How we want to feel and how we think we feel are both irrelevant to the goals of algorithmic vocal-tone analysis

The irrelevance of “true” customer feelings to algorithmic quality assurance systems is a part of a broader trend to use data to objectify consumers and sideline their professed opinions. As John Cheney-Lippold details in We Are Data: Algorithms and the Making of Our Digital Selves, marketing has trended toward ever more fine-grained individual consumer profiles incorporating not just traditional information such as age, gender, race, page views, and purchases but also the supposed emotional states underlying their behavior, gleaned from various forms of external surveillance rather than self-reports. Motivating this trend is a faith in behaviorism over persuasion: that customers can more easily be manipulated on the basis of nonconscious “tells” than they can be consciously convinced, particularly if they are enclosed in a feedback loop that uses these nonconscious signals to shape what a customer perceives.

In addition to vocal tone analysis, services like Amazon’s Rekognition face detection service purport to automatically detect (that is, ascribe) eight distinct emotions on human faces.

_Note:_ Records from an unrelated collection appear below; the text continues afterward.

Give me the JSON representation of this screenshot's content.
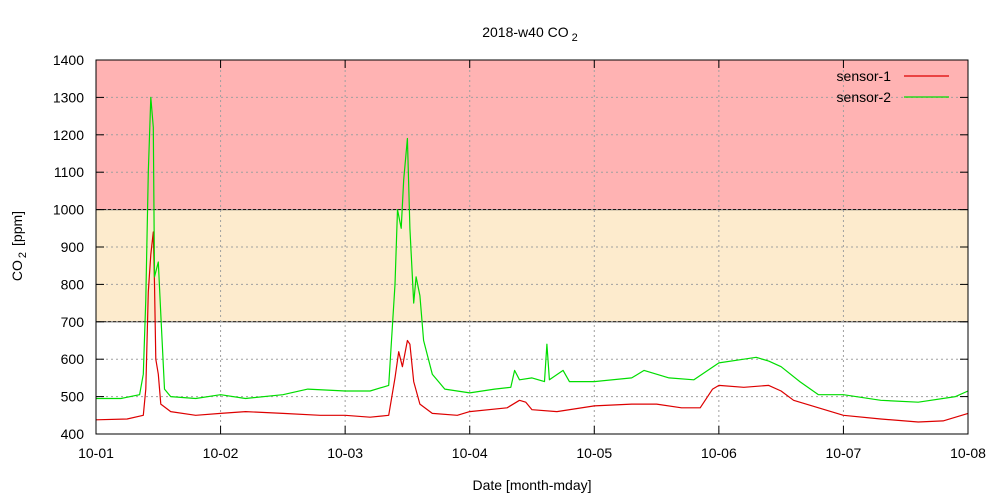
{
  "chart_data": {
    "type": "line",
    "title": "2018-w40 CO",
    "title_sub": "2",
    "xlabel": "Date [month-mday]",
    "ylabel_main": "CO",
    "ylabel_sub": "2",
    "ylabel_unit": "[ppm]",
    "xlim": [
      0,
      7
    ],
    "ylim": [
      400,
      1400
    ],
    "grid": true,
    "legend_position": "top-right",
    "x_ticks": [
      {
        "v": 0,
        "label": "10-01"
      },
      {
        "v": 1,
        "label": "10-02"
      },
      {
        "v": 2,
        "label": "10-03"
      },
      {
        "v": 3,
        "label": "10-04"
      },
      {
        "v": 4,
        "label": "10-05"
      },
      {
        "v": 5,
        "label": "10-06"
      },
      {
        "v": 6,
        "label": "10-07"
      },
      {
        "v": 7,
        "label": "10-08"
      }
    ],
    "y_ticks": [
      {
        "v": 400,
        "label": "400"
      },
      {
        "v": 500,
        "label": "500"
      },
      {
        "v": 600,
        "label": "600"
      },
      {
        "v": 700,
        "label": "700"
      },
      {
        "v": 800,
        "label": "800"
      },
      {
        "v": 900,
        "label": "900"
      },
      {
        "v": 1000,
        "label": "1000"
      },
      {
        "v": 1100,
        "label": "1100"
      },
      {
        "v": 1200,
        "label": "1200"
      },
      {
        "v": 1300,
        "label": "1300"
      },
      {
        "v": 1400,
        "label": "1400"
      }
    ],
    "bands": [
      {
        "from": 700,
        "to": 1000,
        "color": "#fdebcd"
      },
      {
        "from": 1000,
        "to": 1400,
        "color": "#ffb3b3"
      }
    ],
    "series": [
      {
        "name": "sensor-1",
        "color": "#dd0000",
        "points": [
          [
            0,
            438
          ],
          [
            0.25,
            440
          ],
          [
            0.38,
            450
          ],
          [
            0.4,
            520
          ],
          [
            0.42,
            780
          ],
          [
            0.44,
            880
          ],
          [
            0.46,
            940
          ],
          [
            0.47,
            800
          ],
          [
            0.48,
            600
          ],
          [
            0.5,
            560
          ],
          [
            0.52,
            480
          ],
          [
            0.6,
            460
          ],
          [
            0.8,
            450
          ],
          [
            1,
            455
          ],
          [
            1.2,
            460
          ],
          [
            1.5,
            455
          ],
          [
            1.8,
            450
          ],
          [
            2,
            450
          ],
          [
            2.2,
            445
          ],
          [
            2.35,
            450
          ],
          [
            2.4,
            550
          ],
          [
            2.43,
            620
          ],
          [
            2.46,
            580
          ],
          [
            2.5,
            650
          ],
          [
            2.52,
            640
          ],
          [
            2.55,
            540
          ],
          [
            2.6,
            480
          ],
          [
            2.7,
            455
          ],
          [
            2.9,
            450
          ],
          [
            3,
            460
          ],
          [
            3.3,
            470
          ],
          [
            3.4,
            490
          ],
          [
            3.45,
            485
          ],
          [
            3.5,
            465
          ],
          [
            3.7,
            460
          ],
          [
            4,
            475
          ],
          [
            4.3,
            480
          ],
          [
            4.5,
            480
          ],
          [
            4.7,
            470
          ],
          [
            4.85,
            470
          ],
          [
            4.95,
            520
          ],
          [
            5,
            530
          ],
          [
            5.2,
            525
          ],
          [
            5.4,
            530
          ],
          [
            5.5,
            515
          ],
          [
            5.6,
            490
          ],
          [
            5.8,
            470
          ],
          [
            6,
            450
          ],
          [
            6.3,
            440
          ],
          [
            6.6,
            432
          ],
          [
            6.8,
            435
          ],
          [
            7,
            455
          ]
        ]
      },
      {
        "name": "sensor-2",
        "color": "#00dd00",
        "points": [
          [
            0,
            495
          ],
          [
            0.2,
            495
          ],
          [
            0.35,
            505
          ],
          [
            0.38,
            560
          ],
          [
            0.4,
            760
          ],
          [
            0.42,
            1100
          ],
          [
            0.44,
            1300
          ],
          [
            0.46,
            1220
          ],
          [
            0.47,
            820
          ],
          [
            0.5,
            860
          ],
          [
            0.52,
            720
          ],
          [
            0.55,
            520
          ],
          [
            0.6,
            500
          ],
          [
            0.8,
            495
          ],
          [
            1,
            505
          ],
          [
            1.2,
            495
          ],
          [
            1.5,
            505
          ],
          [
            1.7,
            520
          ],
          [
            2,
            515
          ],
          [
            2.2,
            515
          ],
          [
            2.35,
            530
          ],
          [
            2.4,
            800
          ],
          [
            2.42,
            1000
          ],
          [
            2.45,
            950
          ],
          [
            2.47,
            1080
          ],
          [
            2.5,
            1190
          ],
          [
            2.52,
            950
          ],
          [
            2.55,
            750
          ],
          [
            2.57,
            820
          ],
          [
            2.6,
            770
          ],
          [
            2.63,
            650
          ],
          [
            2.7,
            560
          ],
          [
            2.8,
            520
          ],
          [
            3,
            510
          ],
          [
            3.2,
            520
          ],
          [
            3.33,
            525
          ],
          [
            3.36,
            570
          ],
          [
            3.4,
            545
          ],
          [
            3.5,
            550
          ],
          [
            3.6,
            540
          ],
          [
            3.62,
            640
          ],
          [
            3.64,
            545
          ],
          [
            3.75,
            570
          ],
          [
            3.8,
            540
          ],
          [
            4,
            540
          ],
          [
            4.3,
            550
          ],
          [
            4.4,
            570
          ],
          [
            4.6,
            550
          ],
          [
            4.8,
            545
          ],
          [
            5,
            590
          ],
          [
            5.2,
            600
          ],
          [
            5.3,
            605
          ],
          [
            5.4,
            595
          ],
          [
            5.5,
            580
          ],
          [
            5.65,
            540
          ],
          [
            5.8,
            505
          ],
          [
            6,
            505
          ],
          [
            6.3,
            490
          ],
          [
            6.6,
            485
          ],
          [
            6.9,
            500
          ],
          [
            7,
            515
          ]
        ]
      }
    ]
  }
}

Axis Communication’s retail surveillance service offers store-wide camera feeds of retail locations that provide “heat maps of customer behavior, giving insight into their movement patterns and showing their path to purchase.” A theoretical marriage of Rekognition with Axis would allow the production of the same sort of “affect scores” for employees that vocal-tone analysis currently promises.

Biometric data from FitBits, phones, and other devices could be used to measure the affective effect we have on each other in a wide range of retail and office-related scenaros. Uber drivers who raise the heart rate of everyone who comes into their car — which might be interpreted as proof of poor driving practices or a confrontational interpersonal style — could theoretically have their rating dropped. Service workers may find their emotional labor explicitly quantified, and customers may become unwilling snitches. Our bodies, through their supposed physiological disclosure of our internal affective states, become profitable sites of data creation for systems whose aims we might fully reject.

In such a world of ubiquitous affect surveillance, it may seem that a consumer who wanted to resist would need to be hyperaware of themselves, affecting not just a cherry voice but a friendly face and posture to avoid bringing down punishment on an unsuspecting employee. But in reality, how any piece of customer behavior will be interpreted is entirely opaque; since iterative machine learning develops inexplicable rationales for its decisions, it is impossible to know which sort of behaviors will jam the system.

It may be too strong a claim, however to say that we are inevitably conscripted into the racist, sexist, ableist, and xenophobic systems of algorithmic analysis — this runs the risk of excusing people’s prejudices on the grounds that they are already anticipated and encoded. It would create an overly fatalistic view of our inability to resist both prejudicial behavior and its datafication. Nonetheless, vocal tone analysis highlights what it means to exist in an increasingly datafied, algorithmic society. We are becoming, in our very materiality, a source of profitable data that has the potential to be weaponized against one another, particularly the most economically precarious among us. Our best hope at resistance may be to starve the machine not of data but of grievance — a complicated task that would require a widespread divestment from the entitlements of the smile economy.